American competition for servants has more than doubled these rates of pay. Cooks get $50 now.
The house-boys and maid live in the house, and sleep on the floor, with a grass mat and pillows. The mayordomo sometimes lives quite near, being, perhaps, a married man. The coachman has his room by the stables, and the gardener lives in the lodge, or in a small hut in the garden.
The maestro-cook does not usually sleep on the premises. He arrives about 11 A.M., bearing two baskets depending from a pinga, or palma-brava staff, resting on his shoulder. These baskets will contain the day’s marketing—eggs, fish, meat, chicken, salad, tomatoes, bananas, firewood, and many other things.
He promptly sets to work, and by twelve, or half-past, presents a tiffin of three or four courses.
His afternoon is devoted to preparing the more elaborate dinner due at 7.30 P.M., when he will be ready to serve soup, fish, entrées, a roast, a curry, and sweets, all conscientiously prepared, and sent in hot. Most excellent curries are made in Manila, both by Chinamen and natives. To my mind, the best are made from prawns, from crab, or from frogs’ legs. If you cannot eat anything else at dinner, you can always make out with the curry.
The dinner over, the cook asks for orders, and takes his departure, to return with perfect punctuality the following day.
The Chinese cooks all belong to a guild, which is a trades’ union and a co-operative society, and are bound to follow the rules.
They would never dream of going into a market and bidding one against the other.

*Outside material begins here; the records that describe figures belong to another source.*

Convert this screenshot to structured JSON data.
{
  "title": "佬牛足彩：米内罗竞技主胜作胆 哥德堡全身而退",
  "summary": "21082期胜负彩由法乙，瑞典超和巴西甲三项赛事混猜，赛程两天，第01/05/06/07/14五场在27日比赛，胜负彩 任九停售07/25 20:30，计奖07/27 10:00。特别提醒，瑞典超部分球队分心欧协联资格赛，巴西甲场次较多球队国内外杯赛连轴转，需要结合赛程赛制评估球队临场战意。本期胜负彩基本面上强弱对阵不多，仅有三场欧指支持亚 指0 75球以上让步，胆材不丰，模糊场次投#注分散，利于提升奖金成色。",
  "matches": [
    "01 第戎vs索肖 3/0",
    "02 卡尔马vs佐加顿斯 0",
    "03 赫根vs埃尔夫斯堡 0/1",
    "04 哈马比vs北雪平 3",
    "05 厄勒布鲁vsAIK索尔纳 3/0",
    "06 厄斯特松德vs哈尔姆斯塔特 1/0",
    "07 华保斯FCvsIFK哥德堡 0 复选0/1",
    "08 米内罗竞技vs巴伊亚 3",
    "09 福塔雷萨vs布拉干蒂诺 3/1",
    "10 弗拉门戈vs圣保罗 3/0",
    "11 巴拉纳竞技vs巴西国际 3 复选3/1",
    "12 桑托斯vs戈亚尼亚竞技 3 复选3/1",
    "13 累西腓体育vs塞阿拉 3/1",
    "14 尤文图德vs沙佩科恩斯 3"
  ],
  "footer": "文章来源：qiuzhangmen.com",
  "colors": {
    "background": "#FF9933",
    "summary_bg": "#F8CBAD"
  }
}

Their system is to assemble early every morning at the guild house, and for each man to state his requirements. A scribe then tabulates the orders—so many turkeys, so many chickens, etc., and two experienced cooks are commissioned as buyers to go into the market and purchase the whole lot, the provisions being afterwards fairly divided amongst the members, each having his turn to get the choice pieces, such as saddle of mutton, kidneys, etc. But if a dinner-party is contemplated, the cook who has to prepare it gets the preference.
They thus obtain everything much cheaper than the native cooks, even after taking a good squeeze for themselves. I believe that they have a fixed percentage which they charge, and would consider it dishonest to take any more, whilst the guild would not approve of their taking any less.